Psychiatric disorders are complex, influenced by genetic, environmental, and socioeconomic factors. Current risk prediction models primarily rely on clinical diagnoses and polygenic risk scores (PRS), which do not fully capture the spectrum of psychiatric liability. This PhD project aims to improve psychiatric risk assessment by developing novel risk scores that integrate familial, genetic, and socioeconomic information using data science methodologies.
The first research aim focuses on quantifying the risk for psychiatric disorders through the development of Familial Risk Scores (FRS), combining genetic liability, family history of mental and somatic disorders, socioeconomic status, and healthcare utilization.
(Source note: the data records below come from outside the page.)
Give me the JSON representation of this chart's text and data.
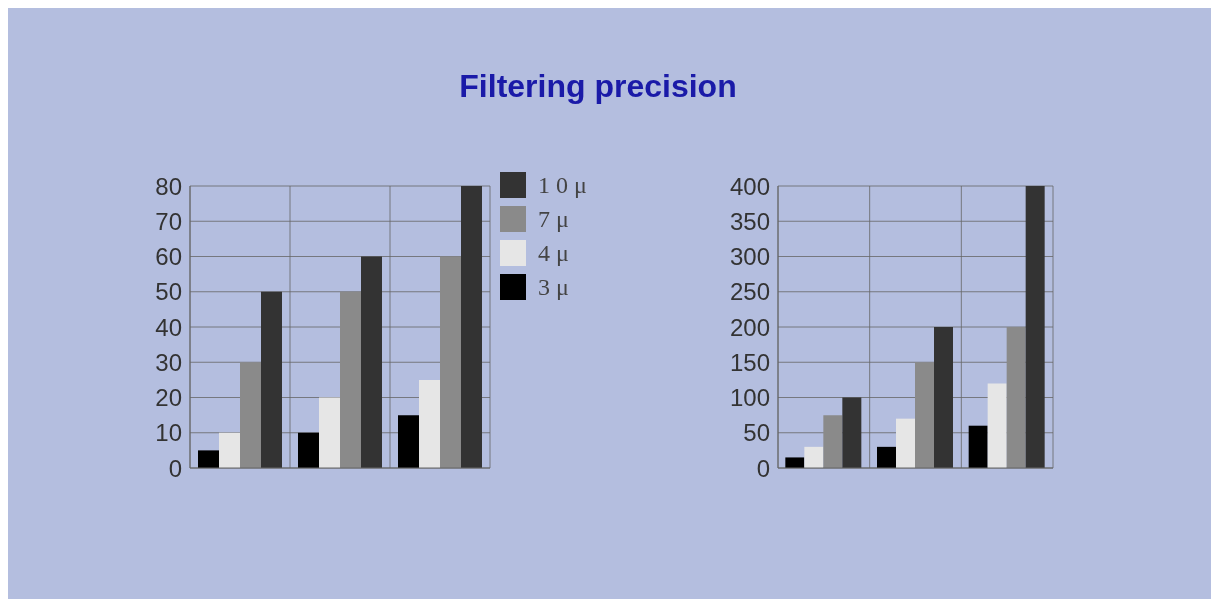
{
  "chart_data": [
    {
      "type": "bar",
      "title": "Filtering precision",
      "categories": [
        null,
        null,
        null
      ],
      "series": [
        {
          "name": "3 μ",
          "color": "#000000",
          "values": [
            5,
            10,
            15
          ]
        },
        {
          "name": "4 μ",
          "color": "#e6e6e6",
          "values": [
            10,
            20,
            25
          ]
        },
        {
          "name": "7 μ",
          "color": "#8a8a8a",
          "values": [
            30,
            50,
            60
          ]
        },
        {
          "name": "1 0 μ",
          "color": "#333333",
          "values": [
            50,
            60,
            80
          ]
        }
      ],
      "ylim": [
        0,
        80
      ],
      "yticks": [
        0,
        10,
        20,
        30,
        40,
        50,
        60,
        70,
        80
      ],
      "grid": true,
      "legend": "right"
    },
    {
      "type": "bar",
      "categories": [
        null,
        null,
        null
      ],
      "series": [
        {
          "color": "#000000",
          "values": [
            15,
            30,
            60
          ]
        },
        {
          "color": "#e6e6e6",
          "values": [
            30,
            70,
            120
          ]
        },
        {
          "color": "#8a8a8a",
          "values": [
            75,
            150,
            200
          ]
        },
        {
          "color": "#333333",
          "values": [
            100,
            200,
            400
          ]
        }
      ],
      "ylim": [
        0,
        400
      ],
      "yticks": [
        0,
        50,
        100,
        150,
        200,
        250,
        300,
        350,
        400
      ],
      "grid": true
    }
  ]
}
Using administrative registers with family linkage, we will construct FRS to maximize predictive value by integrating a range of variables and accounting for time-varying factors. Dimensionality reduction techniques and clustering will be applied to aggregate these variables into family susceptibility scores, which could be used as underlying susceptibility scores for further epidemiologic studies. By extending existing models such as ADuLT and LT-FH++, this approach will enhance psychiatric risk estimation beyond PRS alone. Structural Equation Modeling (SEM) will decompose FRS variance into genetic and environmental components, refining liability models and improving understanding of how familial environments contribute to psychiatric disorders.
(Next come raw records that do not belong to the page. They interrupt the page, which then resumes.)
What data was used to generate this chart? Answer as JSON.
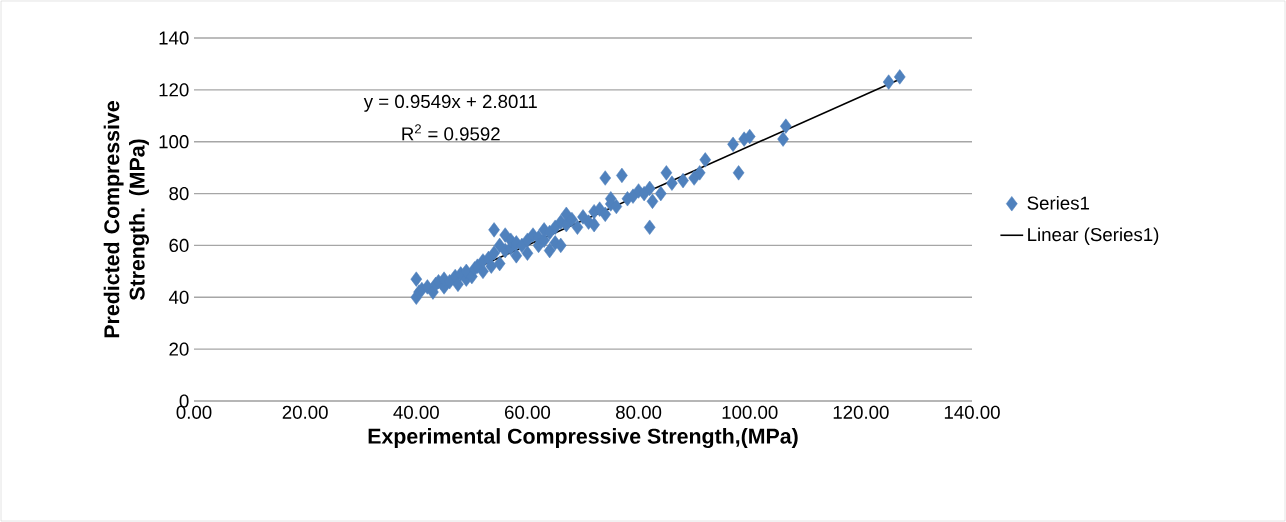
{
  "chart_data": {
    "type": "scatter",
    "xlabel": "Experimental Compressive Strength,(MPa)",
    "ylabel": "Predicted Compressive Strength. (MPa)",
    "annotations": [
      "y = 0.9549x + 2.8011",
      "R$^{2}$ = 0.9592"
    ],
    "xlim": [
      0,
      140
    ],
    "ylim": [
      0,
      140
    ],
    "xticks": [
      {
        "value": 0,
        "label": "0.00"
      },
      {
        "value": 20,
        "label": "20.00"
      },
      {
        "value": 40,
        "label": "40.00"
      },
      {
        "value": 60,
        "label": "60.00"
      },
      {
        "value": 80,
        "label": "80.00"
      },
      {
        "value": 100,
        "label": "100.00"
      },
      {
        "value": 120,
        "label": "120.00"
      },
      {
        "value": 140,
        "label": "140.00"
      }
    ],
    "yticks": [
      0,
      20,
      40,
      60,
      80,
      100,
      120,
      140
    ],
    "grid": "y",
    "legend": "right",
    "marker": "diamond",
    "series": [
      {
        "name": "Series1",
        "color": "#4f81bd",
        "x": [
          40,
          40,
          40.5,
          41,
          42,
          43,
          43.5,
          44,
          45,
          45,
          46,
          47,
          47.5,
          48,
          49,
          49,
          50,
          50.5,
          51,
          52,
          52,
          53,
          53.5,
          54,
          54,
          55,
          55,
          56,
          56,
          57,
          57,
          58,
          58,
          59,
          60,
          60,
          61,
          62,
          62,
          63,
          63,
          64,
          64,
          65,
          65,
          66,
          66,
          67,
          67,
          68,
          69,
          70,
          71,
          72,
          72,
          73,
          74,
          74,
          75,
          75,
          76,
          77,
          78,
          79,
          80,
          81,
          82,
          82,
          82.5,
          84,
          85,
          86,
          88,
          90,
          91,
          92,
          97,
          98,
          99,
          100,
          106,
          106.5,
          125,
          127
        ],
        "values": [
          40,
          47,
          42,
          43,
          44,
          42,
          45,
          46,
          44,
          47,
          46,
          48,
          45,
          49,
          47,
          50,
          48,
          51,
          52,
          50,
          54,
          55,
          52,
          57,
          66,
          53,
          60,
          58,
          64,
          59,
          62,
          56,
          61,
          60,
          57,
          62,
          64,
          63,
          60,
          62,
          66,
          58,
          65,
          67,
          61,
          69,
          60,
          68,
          72,
          70,
          67,
          71,
          69,
          73,
          68,
          74,
          86,
          72,
          76,
          78,
          75,
          87,
          78,
          79,
          81,
          80,
          67,
          82,
          77,
          80,
          88,
          84,
          85,
          86,
          88,
          93,
          99,
          88,
          101,
          102,
          101,
          106,
          123,
          125
        ]
      },
      {
        "name": "Linear (Series1)",
        "type": "line",
        "color": "#000000",
        "marker": "none",
        "x": [
          40,
          127
        ],
        "values": [
          41.0,
          124.1
        ]
      }
    ]
  }
}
The second research aim involves generating synthetic data to study mental health across a broader spectrum, especially for individuals with mild or undiagnosed symptoms. Current genetic models are limited by their reliance on clinical diagnoses, which overlook individuals who are not diagnosed. To address this, we propose integrating self-reported symptoms from questionnaires, National Registers, and genetic data. As the current overlap between these data sources is small (see Figure 2), we will generate synthetic data to test our hypotheses. These inferred phenotypes will be integrated into genome-wide association studies (GWAS) within the iPSYCH cohort, generating synthetic PRS (e.g., POP-GWAS).
By combining statistical genetics, epidemiology, and machine learning, this project will advance early detection, precision medicine, and public health strategies. Its interdisciplinary approach aligns with the DDSA’s mission to advance data-driven solutions in health research.